Petualangan Para Pembuat Pesawat Kertas

Saya pernah menjadi wali kelasnya pada saat mereka menjalani semester pertama di KAFILA. Saat itu pernah membuat catatan kecil tentang identifikasi riwayat mereka ketika di SD ataupun saat awal-awal belajar di pesantren ini. Beberapa nama telah saya serahkan kepada BK dan wali kelas setelah saya untuk ditindaklanjuti. Dan saya tidak lagi mengajar di kelasnya selama satu setengah tahun, karena saya harus mengajar siswa SMA.

Maka surprise sekali saya ketika diminta untuk mengajar anak-anak ini di kelas tiga. Pertemuan pertama cukup berkesan, meskipun ada sedikit masalah dengan salah satu santri ketika terakhir mengajar dulu. Melihat respon anak-anak dalam mengikuti hari pertama pelajaran fisika menjadikan saya lebih optimis dalam mendampingi mereka. Padahal sebelumnya saya diberikan daftar nama anak-anak yang dianggap bermasalah. Sementara beberapa nama sudah tidak tampak lagi, mereka dipulangkan.

***

Benar saja, ketika mulai memasuki materi pelajaran di hari-hari berikutnya tampak karakter 20 anak ini. Sungguh beragam, ada yang kalem dan tekun dalam kesendirian. Ada yang heboh, hobinya meramaikan kelas, ada yang hobi ngatur-atur tapi dia susah diatur, ada yang suka ngejahilin teman, ada yang sensitif banget, ada yang hobi nge-bully lewat candaannya, ada pula yang 'hobi' di-bully, rame, nggak kompak dan gado-gado banget kelas ini.

Cerita mereka di asrama pun membuat banyak guru menggelengkan kepala, misalkan saja tabubg APAR (alat pemadam api ringan) disemprotkan ke kamar. Entah waktu itu maksudnya apa. Yang pasti akibatnya adalah lantai asrama menjadi berwarna putih. Untuk menghilangkannya pun tidak mudah meski dibantu oleh tim cleaning service dari yayasan. Tak pelak, kejadian ini membuat kepala sekolah, kepala asrama dan bagian logistik memberikan teguran keras.

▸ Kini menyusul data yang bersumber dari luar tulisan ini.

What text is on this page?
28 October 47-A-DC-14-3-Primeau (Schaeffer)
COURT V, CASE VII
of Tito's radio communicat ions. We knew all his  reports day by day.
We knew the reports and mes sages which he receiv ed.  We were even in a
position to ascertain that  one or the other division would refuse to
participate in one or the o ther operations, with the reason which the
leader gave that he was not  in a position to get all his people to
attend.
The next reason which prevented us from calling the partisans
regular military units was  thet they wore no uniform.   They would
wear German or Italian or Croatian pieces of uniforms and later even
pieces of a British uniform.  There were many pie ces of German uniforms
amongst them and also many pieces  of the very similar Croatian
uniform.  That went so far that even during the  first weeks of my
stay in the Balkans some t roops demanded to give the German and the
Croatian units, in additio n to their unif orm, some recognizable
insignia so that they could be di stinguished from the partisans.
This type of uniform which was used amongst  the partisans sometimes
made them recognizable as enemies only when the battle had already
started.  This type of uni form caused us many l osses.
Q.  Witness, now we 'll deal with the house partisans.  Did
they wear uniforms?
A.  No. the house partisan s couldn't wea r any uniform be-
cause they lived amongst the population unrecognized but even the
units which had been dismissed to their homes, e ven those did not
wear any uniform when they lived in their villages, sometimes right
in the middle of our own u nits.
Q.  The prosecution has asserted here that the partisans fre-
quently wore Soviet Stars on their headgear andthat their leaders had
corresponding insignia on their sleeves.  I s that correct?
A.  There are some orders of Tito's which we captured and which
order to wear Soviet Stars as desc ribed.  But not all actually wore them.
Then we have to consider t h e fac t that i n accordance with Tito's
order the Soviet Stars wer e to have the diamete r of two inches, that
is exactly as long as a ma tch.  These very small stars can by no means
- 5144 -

Di kelas, puncak dari kehebohan adalah ketika hari Selasa jam pelajaran pertama guru berhalangan mengajar. Mereka rame-rame menyobek buku tulis dan membuat pesawat-pesawat kertas. Akibatnya kelas menjadi berantakan dan kotor. Pelajaran berikutnya adalah saya, dan saya menemukan ruang kelas ini menjadi tidak kondusif untuk belajar. Bahkan karena ruang kelas yang berada di lantai empat membuat mereka mudah menerbangkan pesawat kertas ke sekitar dan berjatuhan di atap tetangga. Melihat hal itu, saya cuma duduk, diam. Marah namun tetap mengatur nafas dan berpikir. Ahhaaa ... .

"Semuanya, silahkan ambil lima kertas. Dan kita buat pesawat ini. Semuanya!" saya berdiri dan mulai berkeliling di antara tempat duduk mereka.

"Ustadz, saya nggak ikut-ikutan," ujar Karim.

"Saya juga, dari tadi belajar. Saya nggak ikut mainan pesawat," sahut Indra.

"Okey, silahkan angkat tangan yang mengotori atap tetangga!"

Lima orang mengaku, itulah salut saya kepada mereka. Tetap jantan.

"Yang bermain di dalam kelas?"

Sembilan orang mengangkat tangan. Sisanya, enam siswa tidak bermain pesawat kertas.

"Baik, saya ganti. Yang mengotori tetangga, siapkan sepuluh kertas, yang bermain di dalam enam kertas dan yang tidak ikut-ikutan tiga kertas." Saya berkata datar, pelan tapi tetap tegas.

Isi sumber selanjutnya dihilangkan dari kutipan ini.